Sebenarnya, Caesar hanya meneruskan dan mengembangkan tradisi yang muncul pada permulaan berdirinya kerajaan Romawi. Saat itu, atas peritah Raja Imam Agung, segala kejadian penting dicatat pada “Annals”, yakni papan tulis yang digantungkan di serambi rumah. Catatan pada papan tulis itu merupakan pemberitahuan bagi setiap orang yang lewat dan memerlukannya.
Saat berkuasa, Julius Caesar memerintahkan agar hasil sidang dan kegiatan para anggota senat setiap hari diumumkan pada “Acta Diurna”. Demikian pula berita tentang kejadian sehari-hari, peraturan-peraturan penting, serta apa yang perlu disampaikan dan diketahui rakyatnya. Papan pengumuman itu ditempelkan atau dipasang di pusat kota yang disebut “Forum Romanum” (Stadion Romawi) untuk diketahui oleh umum.
Berita di “Acta Diurna” kemudian disebarluaskan. Saat itulah muncul para “Diurnarii”, yakni orang-orang yang bekerja membuat catatan-catatan tentang hasil rapat senat dari papan “Acta Diurna” itu setiap hari, untuk para tuan tanah dan para hartawan.
Dari kata “Acta Diurna” inilah secara harfiah kata jurnalistik berasal yakni kata “Diurnal” dalam Bahasa Latin berarti “harian” atau “setiap hari.” Diadopsi ke dalam bahasa Prancis menjadi “Du Jour” dan bahasa Inggris “Journal” yang berarti “hari”, “catatan harian”, atau “laporan”. Dari kata “Diurnarii” muncul kata “Diurnalis” dan “Journalist” (wartawan).
Dalam sejarah Islam, seperti dikutip Kustadi Suhandang (2004), cikal bakal jurnalistik yang pertama kali di dunia adalah pada zaman Nabi Nuh. Saat banjir besar melanda kaumnya, Nabi Nuh berada di dalam kapal beserta sanak keluarga, para pengikut yang saleh, dan segala macam hewan.
Untuk mengetahui apakah air bah sudah surut, Nabi Nuh mengutus seekor burung dara ke luar kapal untuk memantau keadaan air dan kemungkinan adanya makanan. Sang burung dara hanya melihat daun dan ranting pohon zaitun yang tampak muncul ke permukaan air. Ranting itu pun dipatuk dan dibawanya pulang ke kapal. Nabi Nuh pun berkesimpulan air bah sudah mulai surut. Kabar itu pun disampaikan kepada seluruh penumpang kapal.

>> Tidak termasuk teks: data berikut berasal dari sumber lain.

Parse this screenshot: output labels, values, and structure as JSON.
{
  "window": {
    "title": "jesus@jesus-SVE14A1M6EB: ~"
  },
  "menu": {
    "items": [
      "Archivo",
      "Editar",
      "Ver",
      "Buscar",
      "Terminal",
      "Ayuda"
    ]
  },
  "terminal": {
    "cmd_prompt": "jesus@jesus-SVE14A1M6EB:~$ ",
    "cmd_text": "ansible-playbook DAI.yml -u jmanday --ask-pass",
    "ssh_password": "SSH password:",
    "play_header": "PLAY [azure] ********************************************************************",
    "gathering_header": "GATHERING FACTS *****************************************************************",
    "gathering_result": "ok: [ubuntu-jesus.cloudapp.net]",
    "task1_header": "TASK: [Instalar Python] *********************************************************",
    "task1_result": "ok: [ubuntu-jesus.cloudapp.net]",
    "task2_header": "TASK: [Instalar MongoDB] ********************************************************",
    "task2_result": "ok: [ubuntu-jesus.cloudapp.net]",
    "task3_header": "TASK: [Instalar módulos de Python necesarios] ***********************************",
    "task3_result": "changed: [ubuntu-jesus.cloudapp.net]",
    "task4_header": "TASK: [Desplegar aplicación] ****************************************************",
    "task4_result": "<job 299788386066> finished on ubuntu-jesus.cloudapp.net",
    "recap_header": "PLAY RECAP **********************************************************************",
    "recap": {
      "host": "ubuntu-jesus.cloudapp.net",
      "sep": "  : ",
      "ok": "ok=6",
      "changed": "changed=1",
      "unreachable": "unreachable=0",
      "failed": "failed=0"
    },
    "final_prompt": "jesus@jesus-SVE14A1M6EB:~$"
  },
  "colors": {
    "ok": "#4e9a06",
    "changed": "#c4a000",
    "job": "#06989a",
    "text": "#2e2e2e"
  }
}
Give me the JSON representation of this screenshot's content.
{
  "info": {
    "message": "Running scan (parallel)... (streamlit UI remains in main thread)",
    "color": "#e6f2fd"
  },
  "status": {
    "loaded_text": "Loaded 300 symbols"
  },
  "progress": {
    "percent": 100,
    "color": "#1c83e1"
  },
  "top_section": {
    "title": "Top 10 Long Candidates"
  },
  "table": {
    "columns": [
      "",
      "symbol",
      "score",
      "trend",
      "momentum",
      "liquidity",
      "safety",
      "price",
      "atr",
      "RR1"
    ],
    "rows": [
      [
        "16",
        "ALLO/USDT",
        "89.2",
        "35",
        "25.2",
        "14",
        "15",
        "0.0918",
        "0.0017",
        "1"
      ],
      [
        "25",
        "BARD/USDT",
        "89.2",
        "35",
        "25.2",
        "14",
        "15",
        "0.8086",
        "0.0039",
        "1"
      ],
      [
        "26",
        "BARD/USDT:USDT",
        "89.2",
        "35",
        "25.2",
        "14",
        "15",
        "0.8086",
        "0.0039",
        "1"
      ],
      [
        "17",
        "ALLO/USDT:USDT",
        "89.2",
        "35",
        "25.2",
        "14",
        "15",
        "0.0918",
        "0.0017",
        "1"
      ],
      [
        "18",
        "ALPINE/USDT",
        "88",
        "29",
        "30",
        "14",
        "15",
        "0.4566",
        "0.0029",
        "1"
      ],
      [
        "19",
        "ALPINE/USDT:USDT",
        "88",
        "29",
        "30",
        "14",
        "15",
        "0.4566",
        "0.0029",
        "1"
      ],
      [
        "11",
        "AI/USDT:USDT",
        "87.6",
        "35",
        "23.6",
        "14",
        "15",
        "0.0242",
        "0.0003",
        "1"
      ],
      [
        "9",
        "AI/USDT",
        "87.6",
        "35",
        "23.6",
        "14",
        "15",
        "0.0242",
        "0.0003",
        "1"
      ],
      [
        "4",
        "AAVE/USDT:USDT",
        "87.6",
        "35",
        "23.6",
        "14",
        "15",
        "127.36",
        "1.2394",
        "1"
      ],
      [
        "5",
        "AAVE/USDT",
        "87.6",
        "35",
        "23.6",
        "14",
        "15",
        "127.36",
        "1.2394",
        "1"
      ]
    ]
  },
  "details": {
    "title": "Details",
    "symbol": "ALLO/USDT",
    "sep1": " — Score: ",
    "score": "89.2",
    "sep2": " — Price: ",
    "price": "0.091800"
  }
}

Atas dasar fakta tersebut, Nabi Nuh dianggap sebagai pencari berita dan penyiar kabar (wartawan) pertama kali di dunia. Kapal Nabi Nuh pun disebut sebagai kantor berita pertama di dunia.
MASA PERKEMBANGANNYA
Kegiatan penyebaran informasi melalui tulis-menulis makin meluas pada masa peradaban Mesir, ketika masyarakatnya menemukan tehnik pembuatan kertas dari serat tumbuhan yang bernama “Phapyrus”.

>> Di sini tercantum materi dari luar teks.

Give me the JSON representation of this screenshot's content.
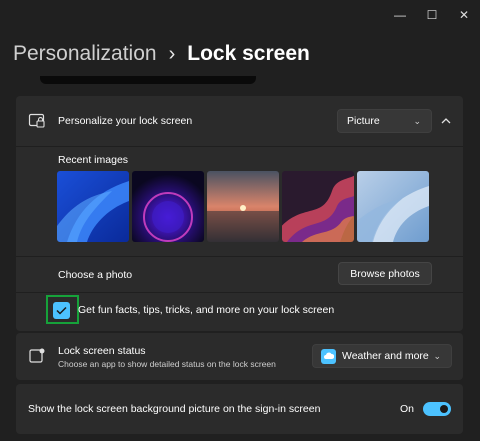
{
  "window": {
    "minimize_glyph": "—",
    "maximize_glyph": "☐",
    "close_glyph": "✕"
  },
  "header": {
    "breadcrumb": "Personalization",
    "separator": "›",
    "title": "Lock screen"
  },
  "personalize": {
    "label": "Personalize your lock screen",
    "dropdown_value": "Picture",
    "recent_images_label": "Recent images",
    "recent_images": [
      "windows-bloom-blue",
      "windows-glow-purple",
      "sunset-lake",
      "ribbon-swirl",
      "windows-light-blue"
    ],
    "choose_photo_label": "Choose a photo",
    "browse_button": "Browse photos",
    "fun_facts_label": "Get fun facts, tips, tricks, and more on your lock screen",
    "fun_facts_checked": true
  },
  "status": {
    "label": "Lock screen status",
    "description": "Choose an app to show detailed status on the lock screen",
    "dropdown_value": "Weather and more"
  },
  "signin": {
    "label": "Show the lock screen background picture on the sign-in screen",
    "toggle_state": "On",
    "toggle_on": true
  },
  "colors": {
    "accent": "#4cc2ff",
    "highlight": "#16a23a",
    "background": "#202020",
    "card": "#2b2b2b"
  }
}
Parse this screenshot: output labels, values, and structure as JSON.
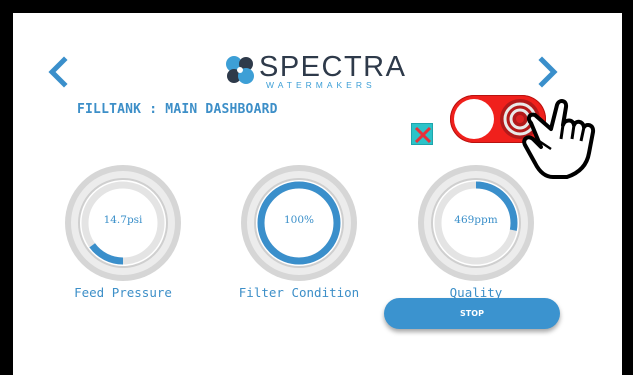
{
  "header": {
    "brand_name": "SPECTRA",
    "brand_sub": "WATERMAKERS",
    "page_title": "FILLTANK : MAIN DASHBOARD",
    "prev_icon": "chevron-left-icon",
    "next_icon": "chevron-right-icon"
  },
  "controls": {
    "close_icon": "close-x-icon",
    "toggle_state": "on",
    "toggle_color": "#f0201c",
    "pointer_icon": "pointing-hand-icon"
  },
  "gauges": [
    {
      "label": "Feed Pressure",
      "value": "14.7psi",
      "fill_fraction": 0.15
    },
    {
      "label": "Filter Condition",
      "value": "100%",
      "fill_fraction": 1.0
    },
    {
      "label": "Quality",
      "value": "469ppm",
      "fill_fraction": 0.28
    }
  ],
  "actions": {
    "stop_label": "STOP"
  },
  "colors": {
    "accent": "#3b93cf",
    "text_blue": "#3d8fc8",
    "close_bg": "#2bc3c9",
    "close_x": "#e8323a",
    "frame": "#000000"
  }
}
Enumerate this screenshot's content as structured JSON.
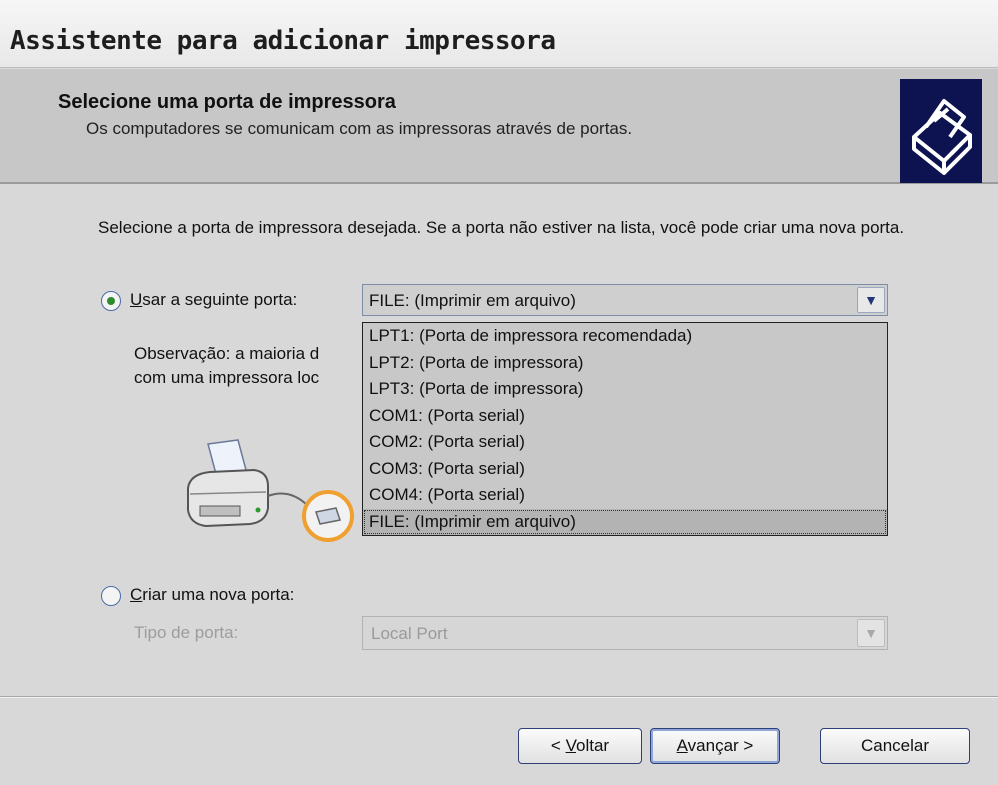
{
  "window": {
    "title": "Assistente para adicionar impressora"
  },
  "header": {
    "title": "Selecione uma porta de impressora",
    "subtitle": "Os computadores se comunicam com as impressoras através de portas.",
    "icon": "printer-icon"
  },
  "main": {
    "instruction": "Selecione a porta de impressora desejada. Se a porta não estiver na lista, você pode criar uma nova porta.",
    "use_port": {
      "label_mnemonic": "U",
      "label_rest": "sar a seguinte porta:",
      "checked": true,
      "selected_value": "FILE: (Imprimir em arquivo)",
      "options": [
        "LPT1: (Porta de impressora recomendada)",
        "LPT2: (Porta de impressora)",
        "LPT3: (Porta de impressora)",
        "COM1: (Porta serial)",
        "COM2: (Porta serial)",
        "COM3: (Porta serial)",
        "COM4: (Porta serial)",
        "FILE: (Imprimir em arquivo)"
      ],
      "selected_index": 7
    },
    "note": {
      "line1": "Observação: a maioria d",
      "line2": "com uma impressora loc"
    },
    "create_port": {
      "label_mnemonic": "C",
      "label_rest": "riar uma nova porta:",
      "checked": false,
      "type_label": "Tipo de porta:",
      "type_value": "Local Port"
    }
  },
  "buttons": {
    "back_prefix": "< ",
    "back_mnemonic": "V",
    "back_rest": "oltar",
    "next_mnemonic": "A",
    "next_rest": "vançar >",
    "cancel": "Cancelar"
  },
  "colors": {
    "header_bg": "#c7c7c7",
    "icon_bg": "#0d1350",
    "radio_dot": "#2f8b2f",
    "port_highlight": "#f0a030"
  }
}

Pada abad 8 M., tepatnya tahun 911 M, di Cina muncul surat kabar cetak pertama dengan nama “King Pau” atau Tching-pao, artinya “Kabar dari Istana”. Tahun 1351 M, Kaisar Quang Soo mengedarkan surat kabar itu secara teratur seminggu sekali.
Penyebaran informasi tertulis maju sangat pesat sejak mesin cetak ditemukan oleh Johan Guttenberg pada 1450. Koran cetakan yang berbentuk seperti sekarang ini muncul pertama kalinya pada 1457 di Nurenberg, Jerman. Salah satu peristiwa besar yang pertama kali diberitakan secara luas di suratkabar adalah pengumuman hasil ekspedisi Christoper Columbus ke Benua Amerika pada 1493.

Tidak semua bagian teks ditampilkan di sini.